« Premières fois »
ZED YUN PAVAROTTI
12 octobre 2020
OFIVE : Ta première claque musicale ?
Zed Yun Pavarotti : La musique classique de manière générale et surtout Wagner avec l’ouverture de son Tannhäuser.
OFIVE : Ta première scène ?
Zed Yun Pavarotti : C’était en 2014 pour la fête de la musique à Saint-Etienne. Je passais sur une scène dédiée aux artistes émergents de la ville, c’était sympa.
OFIVE : La première fois que tu t’es senti fier de toi ?
Zed Yun Pavarotti : Quand j’ai finalement eu mon bac alors que je l’avais déjà raté une fois (pour des raisons administratives). Je n’aimais pas aller à l’école et je ne voulais pas spécialement l’avoir de base. Je l’ai passé en candidat libre et ma mère était super fière de moi.

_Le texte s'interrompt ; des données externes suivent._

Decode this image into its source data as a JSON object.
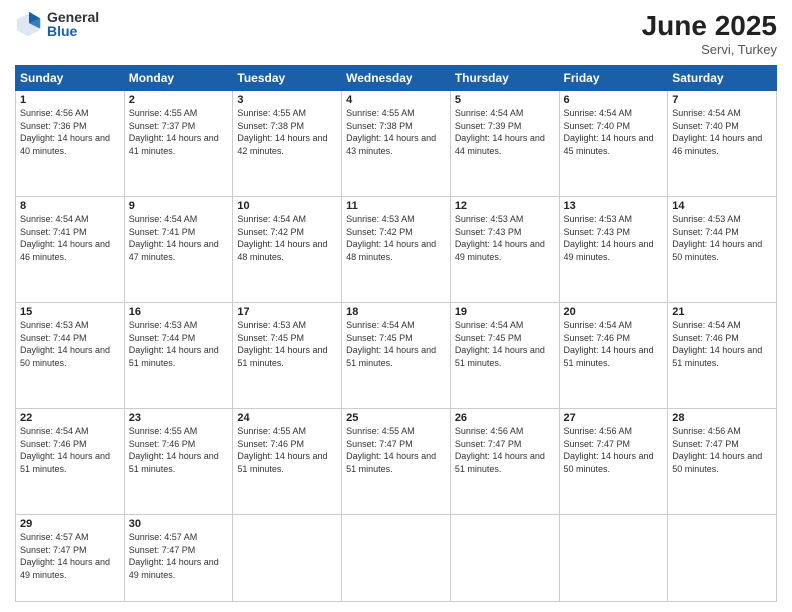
{
  "header": {
    "logo_general": "General",
    "logo_blue": "Blue",
    "month_title": "June 2025",
    "location": "Servi, Turkey"
  },
  "days_of_week": [
    "Sunday",
    "Monday",
    "Tuesday",
    "Wednesday",
    "Thursday",
    "Friday",
    "Saturday"
  ],
  "weeks": [
    [
      {
        "day": 1,
        "sunrise": "Sunrise: 4:56 AM",
        "sunset": "Sunset: 7:36 PM",
        "daylight": "Daylight: 14 hours and 40 minutes."
      },
      {
        "day": 2,
        "sunrise": "Sunrise: 4:55 AM",
        "sunset": "Sunset: 7:37 PM",
        "daylight": "Daylight: 14 hours and 41 minutes."
      },
      {
        "day": 3,
        "sunrise": "Sunrise: 4:55 AM",
        "sunset": "Sunset: 7:38 PM",
        "daylight": "Daylight: 14 hours and 42 minutes."
      },
      {
        "day": 4,
        "sunrise": "Sunrise: 4:55 AM",
        "sunset": "Sunset: 7:38 PM",
        "daylight": "Daylight: 14 hours and 43 minutes."
      },
      {
        "day": 5,
        "sunrise": "Sunrise: 4:54 AM",
        "sunset": "Sunset: 7:39 PM",
        "daylight": "Daylight: 14 hours and 44 minutes."
      },
      {
        "day": 6,
        "sunrise": "Sunrise: 4:54 AM",
        "sunset": "Sunset: 7:40 PM",
        "daylight": "Daylight: 14 hours and 45 minutes."
      },
      {
        "day": 7,
        "sunrise": "Sunrise: 4:54 AM",
        "sunset": "Sunset: 7:40 PM",
        "daylight": "Daylight: 14 hours and 46 minutes."
      }
    ],
    [
      {
        "day": 8,
        "sunrise": "Sunrise: 4:54 AM",
        "sunset": "Sunset: 7:41 PM",
        "daylight": "Daylight: 14 hours and 46 minutes."
      },
      {
        "day": 9,
        "sunrise": "Sunrise: 4:54 AM",
        "sunset": "Sunset: 7:41 PM",
        "daylight": "Daylight: 14 hours and 47 minutes."
      },
      {
        "day": 10,
        "sunrise": "Sunrise: 4:54 AM",
        "sunset": "Sunset: 7:42 PM",
        "daylight": "Daylight: 14 hours and 48 minutes."
      },
      {
        "day": 11,
        "sunrise": "Sunrise: 4:53 AM",
        "sunset": "Sunset: 7:42 PM",
        "daylight": "Daylight: 14 hours and 48 minutes."
      },
      {
        "day": 12,
        "sunrise": "Sunrise: 4:53 AM",
        "sunset": "Sunset: 7:43 PM",
        "daylight": "Daylight: 14 hours and 49 minutes."
      },
      {
        "day": 13,
        "sunrise": "Sunrise: 4:53 AM",
        "sunset": "Sunset: 7:43 PM",
        "daylight": "Daylight: 14 hours and 49 minutes."
      },
      {
        "day": 14,
        "sunrise": "Sunrise: 4:53 AM",
        "sunset": "Sunset: 7:44 PM",
        "daylight": "Daylight: 14 hours and 50 minutes."
      }
    ],
    [
      {
        "day": 15,
        "sunrise": "Sunrise: 4:53 AM",
        "sunset": "Sunset: 7:44 PM",
        "daylight": "Daylight: 14 hours and 50 minutes."
      },
      {
        "day": 16,
        "sunrise": "Sunrise: 4:53 AM",
        "sunset": "Sunset: 7:44 PM",
        "daylight": "Daylight: 14 hours and 51 minutes."
      },
      {
        "day": 17,
        "sunrise": "Sunrise: 4:53 AM",
        "sunset": "Sunset: 7:45 PM",
        "daylight": "Daylight: 14 hours and 51 minutes."
      },
      {
        "day": 18,
        "sunrise": "Sunrise: 4:54 AM",
        "sunset": "Sunset: 7:45 PM",
        "daylight": "Daylight: 14 hours and 51 minutes."
      },
      {
        "day": 19,
        "sunrise": "Sunrise: 4:54 AM",
        "sunset": "Sunset: 7:45 PM",
        "daylight": "Daylight: 14 hours and 51 minutes."
      },
      {
        "day": 20,
        "sunrise": "Sunrise: 4:54 AM",
        "sunset": "Sunset: 7:46 PM",
        "daylight": "Daylight: 14 hours and 51 minutes."
      },
      {
        "day": 21,
        "sunrise": "Sunrise: 4:54 AM",
        "sunset": "Sunset: 7:46 PM",
        "daylight": "Daylight: 14 hours and 51 minutes."
      }
    ],
    [
      {
        "day": 22,
        "sunrise": "Sunrise: 4:54 AM",
        "sunset": "Sunset: 7:46 PM",
        "daylight": "Daylight: 14 hours and 51 minutes."
      },
      {
        "day": 23,
        "sunrise": "Sunrise: 4:55 AM",
        "sunset": "Sunset: 7:46 PM",
        "daylight": "Daylight: 14 hours and 51 minutes."
      },
      {
        "day": 24,
        "sunrise": "Sunrise: 4:55 AM",
        "sunset": "Sunset: 7:46 PM",
        "daylight": "Daylight: 14 hours and 51 minutes."
      },
      {
        "day": 25,
        "sunrise": "Sunrise: 4:55 AM",
        "sunset": "Sunset: 7:47 PM",
        "daylight": "Daylight: 14 hours and 51 minutes."
      },
      {
        "day": 26,
        "sunrise": "Sunrise: 4:56 AM",
        "sunset": "Sunset: 7:47 PM",
        "daylight": "Daylight: 14 hours and 51 minutes."
      },
      {
        "day": 27,
        "sunrise": "Sunrise: 4:56 AM",
        "sunset": "Sunset: 7:47 PM",
        "daylight": "Daylight: 14 hours and 50 minutes."
      },
      {
        "day": 28,
        "sunrise": "Sunrise: 4:56 AM",
        "sunset": "Sunset: 7:47 PM",
        "daylight": "Daylight: 14 hours and 50 minutes."
      }
    ],
    [
      {
        "day": 29,
        "sunrise": "Sunrise: 4:57 AM",
        "sunset": "Sunset: 7:47 PM",
        "daylight": "Daylight: 14 hours and 49 minutes."
      },
      {
        "day": 30,
        "sunrise": "Sunrise: 4:57 AM",
        "sunset": "Sunset: 7:47 PM",
        "daylight": "Daylight: 14 hours and 49 minutes."
      },
      null,
      null,
      null,
      null,
      null
    ]
  ]
}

OFIVE : Ta première grosse connerie ?
Zed Yun Pavarotti : Tout simplement d’avoir choisi de faire de la musique une carrière. C’est une belle erreur qui comporte trop de risques. C’est super cool le son, mais ça reste encore incertain, je peux encore me planter.
OFIVE : Le premier livre qui t’a marqué ?
Zed Yun Pavarotti : « Voyage au centre de la Terre » de Jules Verne. J’ai eu l’impression de vivre un truc en le lisant, j’ai des images très nettes de certaines scènes dans la tête. C’est à ça qu’on reconnaît un chef d’oeuvre.
OFIVE : Le premier film qui t’a marqué ?
Zed Yun Pavarotti : « Stuart Little » parce que c’était la première fois que j’allais au cinéma. J’ai pas honte de dire que je l’ai revu plusieurs fois après, même le 2 était bien !
OFIVE : Ton premier crush sur une célébrité ?
Zed Yun Pavarotti : Emma Watson, elle a marqué toute une génération (les 95-98) et une époque.
OFIVE : Ton premier voyage ?
Zed Yun Pavarotti : Je n’ai pas beaucoup voyagé. Mon premier voyage seul c’était en Italie. C’était aussi la première fois que je prenais l’avion. J’ai découvert un pays à la richesse culturelle intense, j’ai eu l’impression de changer de monde.
OFIVE : Ta première révélation ?
Zed Yun Pavarotti : La découverte de moi-même il y a quelques années. Réaliser que je suis capable de fournir des choses de qualité et qui valent le coup.
OFIVE : Ta première fois à Paris ?
Zed Yun Pavarotti : Quand j’étais petit avec mes parents puis j’y suis retourné avec des amis. On a pas mal galéré en partant avec environ 5 centimes dans nos poches.
OFIVE : Ton premier tatouage ?
Zed Yun Pavarotti : J’avais 16 ou 17 ans, je l’ai fait sur mon avant-bras, c’était un cadeau de ma mère. Il ressemble à une clef qu’on retrouve dans Pirates des Caraïbes.
OFIVE : Ta première remise en question ?
Zed Yun Pavarotti : J’étais obsédé par les pouvoirs physiques, je voulais absolument avoir un super pouvoir. Donc quand j’ai réalisé que j’allais en chier comme tout le monde parce que c’était dramatique que cela soit impossible.
OFIVE : Ta première addiction ?
Zed Yun Pavarotti : La cigarette, j’ai commencé à 12 ans. Je devrais arrêter vers 26 ans pour que ça ne grille pas trop mes cellules pulmonaires, j’ai fait les calculs et ça me laisse encore trois ans.
OFIVE : Ton premier souvenir marquant de fan ?
Zed Yun Pavarotti : Mes fans s’auto-régulent correctement, ils ne sont pas extrêmes. Je retiens quelques larmes aux yeux qui étaient touchantes.